News

Enrich yourself by helping others: A web content analysis of providers of gap year packages and activities in the Netherlands

article_published_on_label
March 17, 2017

A new publication out by GEO researcher Karin Peters, Inge Hermann and former MLE student Emy van Trijp! 'Enrich yourself by helping others: A web content analysis of providers of gap year packages and activities in the Netherlands' can be found in the newest volume of the journal Tourist Studies.

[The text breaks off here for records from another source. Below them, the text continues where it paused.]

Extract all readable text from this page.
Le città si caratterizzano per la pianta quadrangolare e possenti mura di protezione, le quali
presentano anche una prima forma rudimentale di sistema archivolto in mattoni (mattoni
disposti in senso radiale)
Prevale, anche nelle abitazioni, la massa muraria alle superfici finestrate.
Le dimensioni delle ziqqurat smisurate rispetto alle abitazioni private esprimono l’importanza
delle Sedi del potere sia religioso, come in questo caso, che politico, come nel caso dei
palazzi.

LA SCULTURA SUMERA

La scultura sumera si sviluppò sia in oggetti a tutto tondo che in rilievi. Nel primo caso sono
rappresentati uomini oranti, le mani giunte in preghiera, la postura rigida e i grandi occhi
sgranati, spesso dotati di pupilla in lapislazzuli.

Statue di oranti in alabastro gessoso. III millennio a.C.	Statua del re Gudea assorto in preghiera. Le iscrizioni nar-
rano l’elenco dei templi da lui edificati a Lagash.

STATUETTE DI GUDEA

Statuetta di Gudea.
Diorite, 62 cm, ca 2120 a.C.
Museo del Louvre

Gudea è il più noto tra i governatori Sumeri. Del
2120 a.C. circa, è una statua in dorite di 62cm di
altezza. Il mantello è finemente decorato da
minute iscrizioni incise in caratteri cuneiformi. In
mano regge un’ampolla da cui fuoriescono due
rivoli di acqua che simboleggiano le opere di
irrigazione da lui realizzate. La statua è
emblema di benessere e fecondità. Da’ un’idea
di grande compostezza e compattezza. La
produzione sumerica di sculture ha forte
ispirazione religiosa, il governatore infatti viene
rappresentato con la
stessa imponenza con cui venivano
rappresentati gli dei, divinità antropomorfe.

With this article, we aim to contribute to a growing academic and public debate on claims about ‘taking a gap year’ as (an act of) moral tourism, a means of self-development and ultimately resulting in global citizenship. More specifically, we examined how the gap year discourse is exhibited, influenced and shaped through the representation, promotion and construction of gap year packages and activities on websites operated by providers in the Netherlands. Informed by Bourdieu’s model of capital accumulation, we conducted a content analysis of websites operated by providers of gap year packages and activities in the Netherlands. Findings show that narratives about gap years primarily focus on positive and personal (future) benefits of accumulating skills and self-development to potential gappers, and in some cases to their parents. The gap year is represented as a commercial product that allows one to explore the world and the Self. The findings also showed that although Dutch providers promote the gap year product as ethical, emphasis is placed primarily on the ‘ethical’ benefits for the gapper himself or herself. The article concludes with a critical reflection on how representations of reciprocal altruism by providers of gap year packages and activities in practice primarily underwrite the accumulation of (cultural) capital and notions of selfhood.